Secondo il collaudato format del festival a lui sarà dedicata una rassegna monografica con dieci titoli. Iluminacja/Illuminazione (1973) è la storia di un giovane studente di fisica che mette in dubbio tutte le sue certezze esistenziali; From a far countryPope John Paul II/Da un paese lontano, è il film biografico dedicato alla figura di Karol Wojtyla e al suo cammino sino al soglio pontificio, partendo dagli anni dell’occupazione nazista del suo paese; Imperativ (1982), è un riferimento al cattolicesimo che ha segnato l’infanzia del regista. Rok spokojnego slonca/L’anno del sole quieto (1984), e Leone d’Oro a Venezia, narra la storia delle persone che hanno vissuto il dramma della seconda guerra mondiale e dei loro ineludibili bisogni umani. Paradigma/Il potere del male (1985), mette in risalto la fragilità dell’uomo di fronte alla forza della seduzione. Zycie Jako Smiertelna Choroba Przenoszona Droga Plciowa/La vita come malattia fatale sessualmente trasmessa, (2000), è invece una sentita meditazione sulla debolezza della fede di fronte all’incombenza della morte, mentre Dopolnyenye/Suplement, del 2002, racconta la crisi esistenziale di uno studente di medicina animato da una sincera fede, che non vuole cedere alla corsa quotidiana al benessere. Persona non grata (2005), ha per protagonista un diplomatico polacco coinvolto in doppi giochi con i russi. Infinte, dall’opera di Rocco Familiari è tratto Il sole nero, (2007), una sorta di thriller morale in cui una vedova cerca di vendicare la morte del marito mettendosi sulle tracce del suo assassino.

 

l’attore Christian De Sica affascinante e singolare interprete dell’Italia istrionica. Il Festival, in collaborazione con il Centro Sperimentale di Cinematografia, dedica un omaggio all’attore romano per la sua straordinaria versatilità, sul grande schermo e dietro la macchina da presa, che gli ha permesso di interpretare con pari sensibilità sia ruoli comici che drammatici, lavorando con registi come Carlo Vanzina, Neri Parenti, Pupi Avati.
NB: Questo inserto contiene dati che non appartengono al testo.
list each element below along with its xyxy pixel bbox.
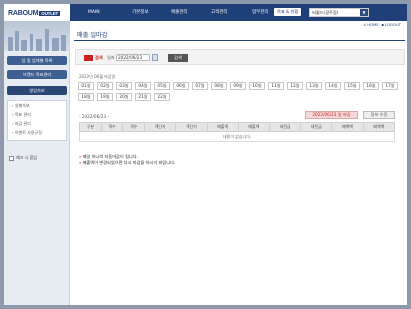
app-window: RABOUM OUTLET MAIN 기본정보 매출관리 고객관리 업무관리 목표…: [4, 4, 407, 305]
goal-status-button[interactable]: 목표 & 현황: [274, 8, 302, 16]
arrow-icon: »: [79, 160, 82, 165]
table-column-header: 구분: [79, 122, 102, 132]
checkbox-label: 체크 시 합입: [16, 155, 37, 160]
month-closing-label: 2022년 06월 마감일: [79, 74, 116, 79]
day-button[interactable]: 16일: [363, 82, 379, 90]
note-item: »매출액이 변경되었으면 다시 마감을 하시기 바랍니다.: [79, 160, 175, 166]
table-column-header: 매액액: [331, 122, 364, 132]
table-header-row: 구분 객수 객수 객단가 객단가 매출액 매출액 대전금 대전금 매액액 매액액: [79, 122, 396, 132]
day-button[interactable]: 15일: [344, 82, 360, 90]
logo-main: RABOUM: [8, 10, 39, 17]
day-button[interactable]: 19일: [97, 93, 113, 101]
sidebar: 업 및 업체별 목록 브랜드 목표관리 영업속보 › 일별속보 › 목표 관리 …: [4, 21, 70, 305]
building-shape: [52, 38, 59, 51]
building-shape: [36, 39, 42, 51]
submenu-goal-management[interactable]: › 목표 관리: [8, 110, 66, 119]
table-column-header: 객수: [100, 122, 124, 132]
submenu-label: 목표 관리: [14, 112, 31, 117]
day-button[interactable]: 05일: [154, 82, 170, 90]
submenu-label: 이벤트 사용규정: [14, 130, 42, 135]
table-column-header: 대전금: [268, 122, 302, 132]
page-title: 매출 일마감: [77, 32, 108, 39]
day-button[interactable]: 08일: [211, 82, 227, 90]
store-select[interactable]: 씨월드(광주점) ▼: [309, 8, 369, 17]
search-panel: 검색 일자 2022/06/23 검색: [75, 49, 405, 65]
day-button[interactable]: 22일: [154, 93, 170, 101]
day-button[interactable]: 06일: [173, 82, 189, 90]
nav-main[interactable]: MAIN: [88, 4, 100, 21]
date-label: 일자: [107, 55, 115, 60]
submenu-event-rules[interactable]: › 이벤트 사용규정: [8, 128, 66, 137]
day-button[interactable]: 02일: [97, 82, 113, 90]
table-column-header: 대전금: [300, 122, 333, 132]
day-button[interactable]: 07일: [192, 82, 208, 90]
edit-info-button[interactable]: 정보 수정: [363, 111, 395, 119]
submenu-label: 마감 관리: [14, 121, 31, 126]
submenu-daily-report[interactable]: › 일별속보: [8, 101, 66, 110]
calendar-icon[interactable]: [152, 54, 158, 61]
building-shape: [30, 34, 33, 51]
note-text: 매출액이 변경되었으면 다시 마감을 하시기 바랍니다.: [82, 160, 176, 165]
sidebar-item-company-list[interactable]: 업 및 업체별 목록: [7, 56, 67, 65]
close-day-button[interactable]: 2022/06/23 일 마감: [305, 111, 358, 119]
day-button[interactable]: 18일: [78, 93, 94, 101]
building-shape: [45, 29, 49, 51]
checkbox-box[interactable]: [9, 155, 14, 161]
empty-message: 내용이 없습니다.: [79, 131, 395, 142]
chevron-down-icon: ▼: [360, 9, 368, 16]
day-button[interactable]: 12일: [287, 82, 303, 90]
app-logo[interactable]: RABOUM OUTLET: [6, 9, 63, 18]
day-button[interactable]: 17일: [382, 82, 398, 90]
building-shape: [8, 37, 13, 51]
day-button[interactable]: 21일: [135, 93, 151, 101]
search-button[interactable]: 검색: [168, 54, 188, 62]
search-tag-label: 검색: [95, 55, 103, 60]
sidebar-item-sales-report[interactable]: 영업속보: [7, 86, 67, 95]
day-button[interactable]: 14일: [325, 82, 341, 90]
sidebar-banner-image: [4, 21, 70, 51]
table-column-header: 객단가: [144, 122, 177, 132]
sidebar-item-brand-goals[interactable]: 브랜드 목표관리: [7, 70, 67, 79]
title-divider: [74, 40, 405, 41]
building-shape: [15, 31, 19, 51]
day-button[interactable]: 20일: [116, 93, 132, 101]
submenu-closing-management[interactable]: › 마감 관리: [8, 119, 66, 128]
day-button[interactable]: 01일: [78, 82, 94, 90]
building-shape: [21, 40, 27, 51]
nav-sales[interactable]: 매출관리: [171, 4, 201, 21]
sales-table: 구분 객수 객수 객단가 객단가 매출액 매출액 대전금 대전금 매액액 매액액 내용이 없습니다.: [79, 122, 396, 142]
nav-basic-info[interactable]: 기본정보: [132, 4, 162, 21]
sidebar-submenu: › 일별속보 › 목표 관리 › 마감 관리 › 이벤트 사용규정: [7, 100, 67, 141]
main-content: 매출 일마감 검색 일자 2022/06/23 검색 2022년 06월 마감일…: [74, 27, 405, 297]
logo-sub: OUTLET: [39, 11, 61, 16]
day-button[interactable]: 11일: [268, 82, 284, 90]
date-input[interactable]: 2022/06/23: [116, 54, 150, 61]
table-column-header: 매액액: [362, 122, 396, 132]
building-shape: [61, 35, 66, 51]
store-select-value: 씨월드(광주점): [312, 10, 339, 15]
day-button[interactable]: 10일: [249, 82, 265, 90]
top-navigation-bar: RABOUM OUTLET MAIN 기본정보 매출관리 고객관리 업무관리 목표…: [4, 4, 407, 21]
arrow-icon: »: [79, 154, 82, 159]
day-button[interactable]: 03일: [116, 82, 132, 90]
table-column-header: 매출액: [237, 122, 270, 132]
search-tag-icon: [84, 55, 93, 61]
sidebar-checkbox[interactable]: 체크 시 합입: [9, 155, 37, 161]
table-row: 내용이 없습니다.: [79, 131, 395, 142]
period-label: - 2022/06/23 -: [79, 114, 109, 119]
day-button[interactable]: 13일: [306, 82, 322, 90]
table-column-header: 객단가: [175, 122, 208, 132]
nav-customers[interactable]: 고객관리: [211, 4, 241, 21]
day-button[interactable]: 09일: [230, 82, 246, 90]
note-text: 매일 하나씩 자동마감이 됩니다.: [82, 154, 138, 159]
notes: »매일 하나씩 자동마감이 됩니다. »매출액이 변경되었으면 다시 마감을 하…: [79, 154, 175, 166]
submenu-label: 일별속보: [14, 103, 30, 108]
day-button[interactable]: 04일: [135, 82, 151, 90]
logo-area: RABOUM OUTLET: [4, 4, 70, 21]
table-column-header: 객수: [122, 122, 146, 132]
window-frame: RABOUM OUTLET MAIN 기본정보 매출관리 고객관리 업무관리 목표…: [0, 0, 411, 309]
table-column-header: 매출액: [206, 122, 239, 132]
Venerdì 22 aprile Laura Delli Colli e Fausto Brizzi lo presenteranno al pubblico del Festival, nel corso della serata gli sarà consegnato l’Ulivo d’Oro alla Carriera e sarà proiettato in anteprima il suo ultimo film da protagonista, Fraülein – Una commedia d’inverno.
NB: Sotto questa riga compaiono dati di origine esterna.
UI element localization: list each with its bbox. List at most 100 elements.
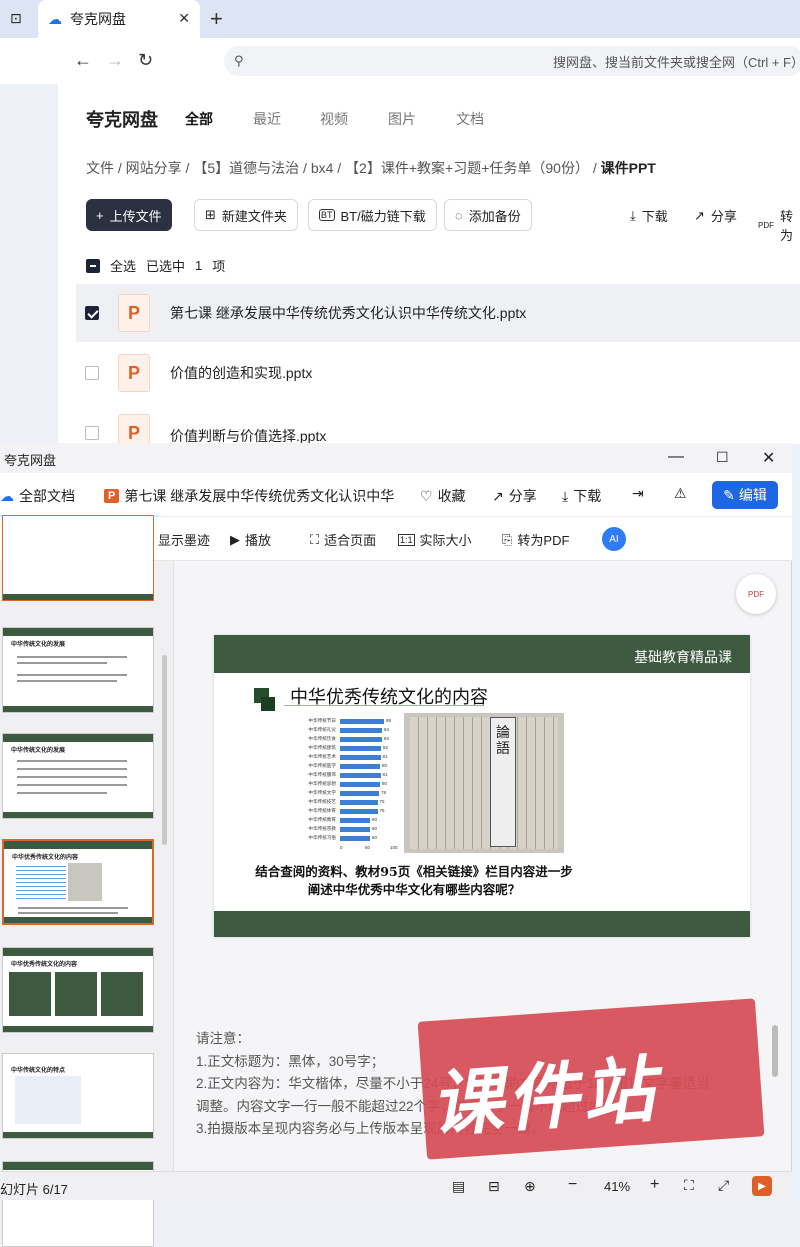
crumb-item[interactable]: 网站分享 — [126, 160, 182, 176]
share-button[interactable]: ↗ 分享 — [492, 486, 537, 506]
reload-icon[interactable]: ↻ — [138, 50, 153, 71]
download-button[interactable]: ⤓ 下载 — [562, 486, 601, 506]
notes-view-icon[interactable]: ▤ — [452, 1178, 465, 1195]
thumb-scrollbar[interactable] — [162, 655, 167, 845]
ai-icon[interactable]: AI — [602, 527, 626, 551]
upload-button[interactable]: + 上传文件 — [86, 199, 172, 231]
maximize-icon[interactable]: ☐ — [716, 449, 729, 466]
crumb-item[interactable]: 文件 — [86, 160, 114, 176]
fit-label: 适合页面 — [324, 533, 377, 548]
new-tab-icon[interactable]: + — [210, 6, 223, 32]
play-button[interactable]: ▶ 播放 — [230, 530, 271, 549]
slide-thumb[interactable]: 中华传统文化的特点 — [2, 1053, 154, 1139]
all-docs-button[interactable]: ☁ 全部文档 — [0, 486, 75, 506]
back-icon[interactable]: ← — [74, 50, 92, 71]
download-label: 下载 — [641, 209, 668, 224]
close-icon[interactable]: ✕ — [178, 10, 190, 27]
ppt-file-icon: P — [118, 294, 150, 332]
selected-count: 1 — [195, 258, 203, 273]
slide-thumb[interactable]: 中华传统文化的发展 — [2, 627, 154, 713]
convert-button[interactable]: PDF 转为 — [758, 206, 800, 244]
grid-view-icon[interactable]: ⊟ — [488, 1178, 500, 1195]
chart-category-label: 中华传统服饰 — [308, 772, 336, 777]
nav-docs[interactable]: 文档 — [456, 109, 484, 129]
file-name[interactable]: 价值的创造和实现.pptx — [170, 363, 312, 383]
fit-page-button[interactable]: ⛶ 适合页面 — [310, 530, 376, 549]
play-icon: ▶ — [230, 531, 240, 547]
chart-bar — [340, 791, 379, 796]
preview-title: 夸克网盘 — [4, 453, 57, 468]
chart-category-label: 中华传统节日 — [308, 718, 336, 723]
browser-tab[interactable]: ☁ 夸克网盘 ✕ — [38, 0, 200, 38]
feedback-icon[interactable]: ⚠ — [674, 485, 687, 502]
new-folder-button[interactable]: ⊞ 新建文件夹 — [194, 199, 298, 231]
tab-title: 夸克网盘 — [70, 11, 126, 27]
chart-bar — [340, 764, 380, 769]
pdf-export-icon[interactable]: PDF — [736, 574, 776, 614]
fit-screen-icon[interactable]: ⛶ — [684, 1177, 694, 1194]
nav-image[interactable]: 图片 — [388, 109, 416, 129]
globe-icon[interactable]: ⊕ — [524, 1178, 536, 1195]
zoom-in-icon[interactable]: + — [650, 1176, 659, 1194]
chart-value-label: 81 — [382, 772, 388, 777]
add-backup-button[interactable]: ◌ 添加备份 — [444, 199, 532, 231]
crumb-item[interactable]: 【2】课件+教案+习题+任务单（90份） — [345, 160, 589, 176]
ppt-icon: P — [104, 489, 120, 503]
file-row[interactable]: P 价值判断与价值选择.pptx — [76, 404, 800, 444]
forward-icon[interactable]: → — [106, 50, 124, 71]
file-row[interactable]: P 价值的创造和实现.pptx — [76, 344, 800, 402]
bt-download-button[interactable]: BT BT/磁力链下载 — [308, 199, 437, 231]
search-placeholder: 搜网盘、搜当前文件夹或搜全网（Ctrl + F） — [553, 54, 800, 70]
import-icon[interactable]: ⇥ — [632, 485, 644, 502]
download-button[interactable]: ⤓ 下载 — [630, 206, 668, 225]
chart-tick-label: 50 — [365, 845, 371, 850]
ppt-file-icon: P — [118, 354, 150, 392]
chart-bar — [340, 809, 378, 814]
slideshow-icon[interactable]: ▶ — [752, 1176, 772, 1196]
bt-icon: BT — [319, 209, 335, 221]
fit-icon: ⛶ — [310, 531, 320, 547]
fullscreen-icon[interactable]: ⤢ — [718, 1177, 729, 1194]
zoom-out-icon[interactable]: − — [568, 1176, 577, 1194]
file-row[interactable]: P 第七课 继承发展中华传统优秀文化认识中华传统文化.pptx — [76, 284, 800, 342]
slide-thumb[interactable] — [2, 515, 154, 601]
download-label: 下载 — [573, 488, 602, 504]
share-button[interactable]: ↗ 分享 — [694, 206, 737, 225]
select-all-label[interactable]: 全选 — [110, 256, 136, 275]
favorite-button[interactable]: ♡ 收藏 — [420, 486, 466, 506]
chart-bar — [340, 800, 378, 805]
notes-scrollbar[interactable] — [772, 1025, 778, 1077]
nav-all[interactable]: 全部 — [185, 109, 213, 129]
slide-deco — [261, 697, 275, 711]
file-checkbox[interactable] — [85, 426, 99, 440]
search-input[interactable]: ⚲ 搜网盘、搜当前文件夹或搜全网（Ctrl + F） — [224, 46, 800, 76]
chart-category-label: 中华传统宗教 — [308, 826, 336, 831]
tab-search-icon[interactable]: ⊡ — [10, 10, 22, 27]
folder-plus-icon: ⊞ — [205, 207, 216, 222]
download-icon: ⤓ — [562, 487, 569, 504]
select-all-checkbox[interactable] — [86, 258, 100, 273]
slide-canvas: 基础教育精品课 中华优秀传统文化的内容 中华传统节日 88 中华传统礼仪 84 中华传统… — [214, 635, 750, 937]
file-checkbox[interactable] — [85, 306, 99, 320]
nav-video[interactable]: 视频 — [320, 109, 348, 129]
file-name[interactable]: 价值判断与价值选择.pptx — [170, 426, 326, 444]
actual-size-button[interactable]: 1:1 实际大小 — [398, 530, 472, 549]
nav-recent[interactable]: 最近 — [253, 109, 281, 129]
file-checkbox[interactable] — [85, 366, 99, 380]
close-window-icon[interactable]: ✕ — [762, 448, 775, 468]
slide-thumb[interactable]: 中华传统文化的发展 — [2, 733, 154, 819]
edit-button[interactable]: ✎ 编辑 — [712, 481, 778, 509]
crumb-item[interactable]: 【5】道德与法治 — [193, 160, 299, 176]
slide-thumb-current[interactable]: 中华优秀传统文化的内容 — [2, 839, 154, 925]
slide-thumbnails: 中华传统文化的发展 中华传统文化的发展 中华优秀传统文化的内容 中华优秀传统文化… — [0, 515, 174, 1247]
thumb-title: 中华传统文化的发展 — [11, 642, 66, 648]
minimize-icon[interactable]: — — [668, 448, 684, 466]
crumb-item[interactable]: bx4 — [311, 160, 334, 176]
crumb-current: 课件PPT — [600, 160, 656, 176]
file-name[interactable]: 第七课 继承发展中华传统优秀文化认识中华传统文化.pptx — [170, 303, 526, 323]
selected-unit: 项 — [212, 259, 226, 274]
preview-toolbar: ☁ 全部文档 P 第七课 继承发展中华传统优秀文化认识中华 ♡ 收藏 ↗ 分享 ⤓ 下载 … — [0, 473, 792, 517]
slide-thumb[interactable]: 中华优秀传统文化的内容 — [2, 947, 154, 1033]
chart-bar — [340, 728, 382, 733]
to-pdf-button[interactable]: ⎘ 转为PDF — [502, 530, 569, 549]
Il Festival propone dieci film scelti dallo stesso De Sica: Sapore di Mare di Carlo Vanzina (1983), Il conte Max di Christian De Sica (1991), Faccione di Christian De Sica (1991), Uomini Uomini Uomini di Christian De Sica (1995), Simpatici e antipatici di Christian De Sica (1998), The clan di Christian De Sica (2005), Parlami di me di Brando De Sica (2008), Il figlio più piccolo di Pupi Avati (2009), La scuola più bella del mondo di Luca Miniero (2014), Fraülein – Una commedia d’inverno (2016) di Caterina Carone.

All’artista è dedicata anche la mostra fotografica CHRISTIAN DE SICA. IO E IL CINEMA realizzata in collaborazione con il Centro Sperimentale di Cinematografia-Cineteca Nazionale, allestita presso l’ex Monastero dei Teatini.